Caracterização do município
Espinho é um município com pouco mais de 30.000 habitantes e localização privilegiada no limite sul da Área Metropolitana do Porto. Sendo um concelho de reduzida dimensão, um dos mais pequenos em área do país, sofre uma grande pressão urbanística, o que leva ao afastamento de população jovem.
Embora seja um concelho “novo”, pois foi administrativamente emancipado do município de Santa Maria da Feira no final do século XIX, o seu território é rico em património material e imaterial.
O mais antigo povoado conhecido no atual território do concelho de Espinho é o Castro de Ovil, assentamento humano que remonta à Idade do Ferro e que podemos integrar na cultura castreja que caracteriza todo o noroeste peninsular. E todas as freguesias têm a sua origem na época medieval.
Durante o século XVIII observaram-se migrações sazonais da comunidade piscatória de Ovar que explorava novas áreas de pesca e novos mercados de consumo. Uma destas correntes migratórias instalou-se em Espinho com as suas características habitações designadas por “palheiros”, construídas em madeira e telhados de palha, onde desenvolviam um tipo de pesca conhecido por arte de xávega. Com o tempo, estas construções deram lugar a casas de pedra que acompanharam a procura da praia de Espinho como estância de veraneio pelas famílias da pequena e média burguesia do centro e norte do país.
Num espaço de 50 anos Espinho torna-se numa das mais procuradas estâncias de veraneio do país. Para isso contribuiu a excelente acessibilidade de que goza, com destaque para a presença do comboio e o interface ferroviário entre a Linha do Norte e a Linha do Vouga, que representou um fator de grande desenvolvimento e estruturação da cidade. Mais recentemente viu o seu território atravessado por três autoestradas, o que leva a que o aeroporto internacional Sá Carneiro fique apenas a 30 minutos de distância.
Ativos patrimoniais do passado e do presente
O mais importante sítio patrimonial do concelho de Espinho é, sem dúvida, o Castro de Ovil. Tendo presente o significado de que o mesmo se reveste para a memória dos seus cidadãos, a autarquia decidiu apostar na sua valorização como um espaço cultural identitário, inserido numa área natural e paisagística de grande valor.
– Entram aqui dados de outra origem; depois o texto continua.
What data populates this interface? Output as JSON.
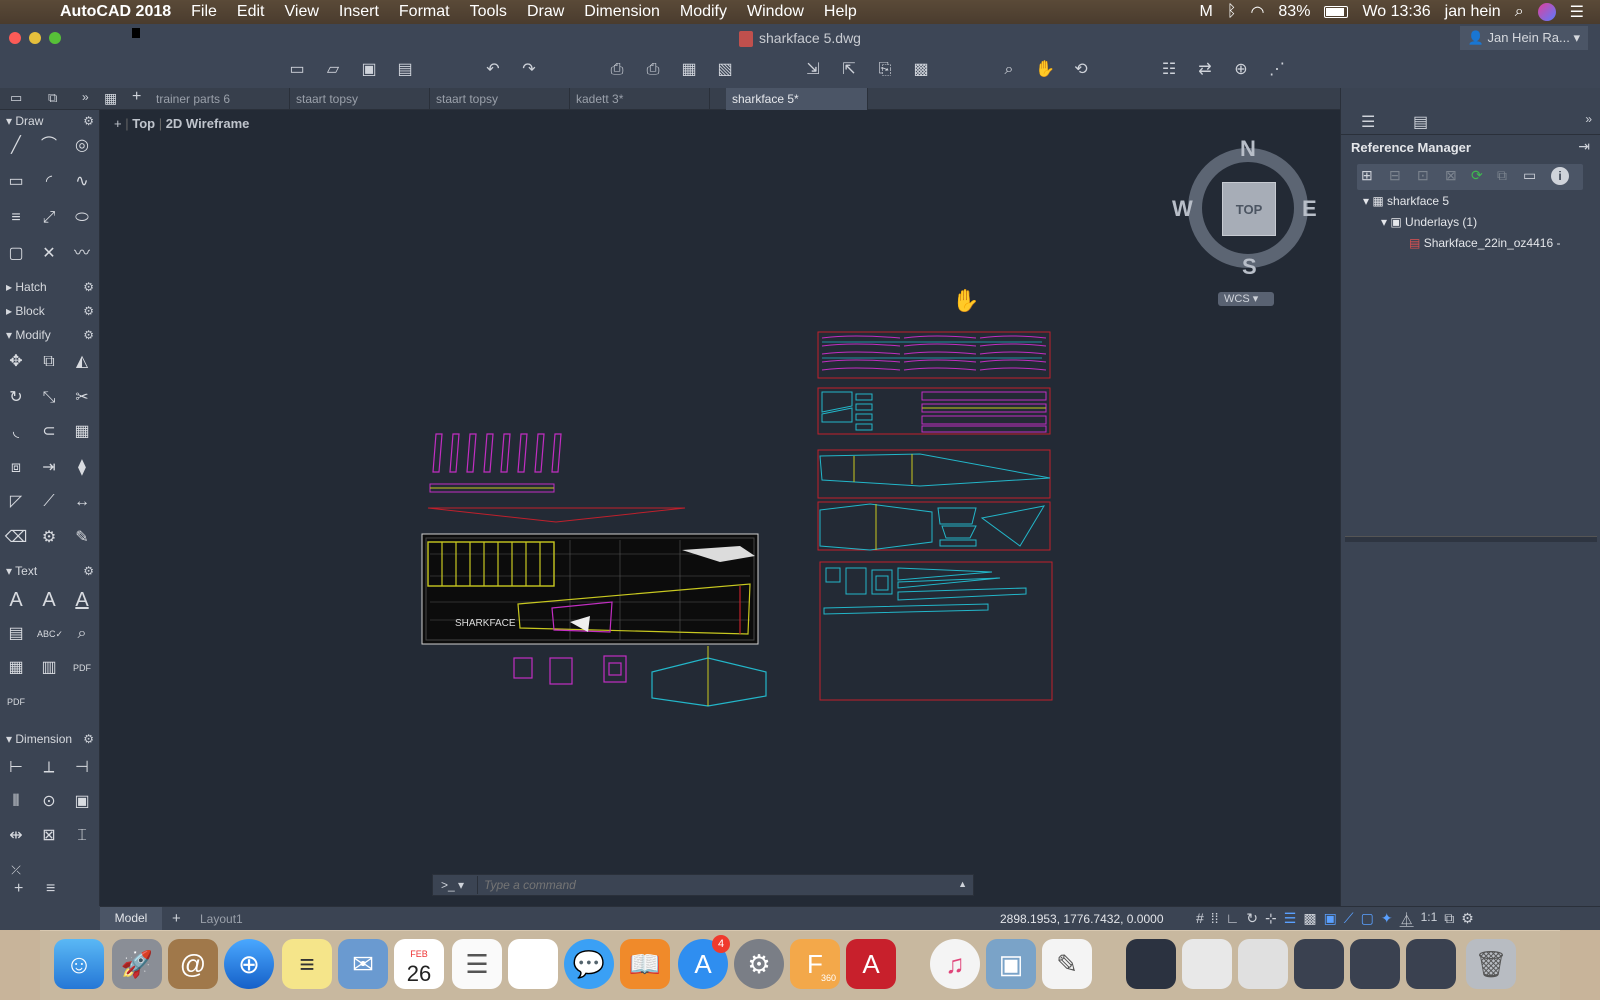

Em 2006 a autarquia apresenta um projeto de Valorização do Castro de Ovil, orçamentado em cerca de 5 milhões de euros, para ser financiado por fundos comunitários, e que incluía a construção de um centro interpretativo. Infelizmente o seu financiamento não foi aprovado, o que levou a autarquia a optar por pequenas intervenções faseadas, com custos reduzidos de operação e manutenção e baixo impacte, garantindo assim a sua sustentabilidade económica e ambiental. Numa primeira fase, procurou melhorar a acessibilidade ao local e numa segunda fase, melhorar as condições de segurança do “sítio” e dos visitantes, através da consolidação das estruturas e da definição de um circuito de visitas e sinalética.
O património construído nas últimas décadas é diversificado, mas tem um denominador comum: o papel que a cidade assumiu como polo turístico à escala nacional. Em 1942 constrói-se a Piscina Solário Atlântico, seguida pelo Balneário Marinho, nos anos 80, símbolos marcantes de uma cidade em modernização. A memória dos tradicionais jogos de fortuna e azar que tão bem caracterizam a colónia balnear nos séculos XIX e XX, presentes em salas próprias dos hotéis e cafés, e que faz parte da história de Espinho, ainda persiste no Casino de Espinho, reforçando a imagem lúdica da cidade.
Concomitantemente com a aposta nestes equipamentos, a cidade envereda por uma série de investimentos em importantes projetos culturais como, por exemplo, o Auditório de Espinho, onde está sedeada a Academia de Música de Espinho e que alberga um Festival de Música Clássica, com carácter anual, desde 1974. Outro exemplo relevante é o Centro Multimeios, onde se encontra alojado o Planetário de Espinho, equipamento inovador com um sistema de projeção digital de alta resolução.
O FACE - Fórum de Arte e Cultura é um equipamento vocacionado para a investigação, desenvolvimento cultural e prestação de serviços à comunidade, que aproveitou as instalações de uma antiga fábrica de conservas de peixe, nele se localizando o Museu Municipal, em parte dedicado à atividade piscatória do município.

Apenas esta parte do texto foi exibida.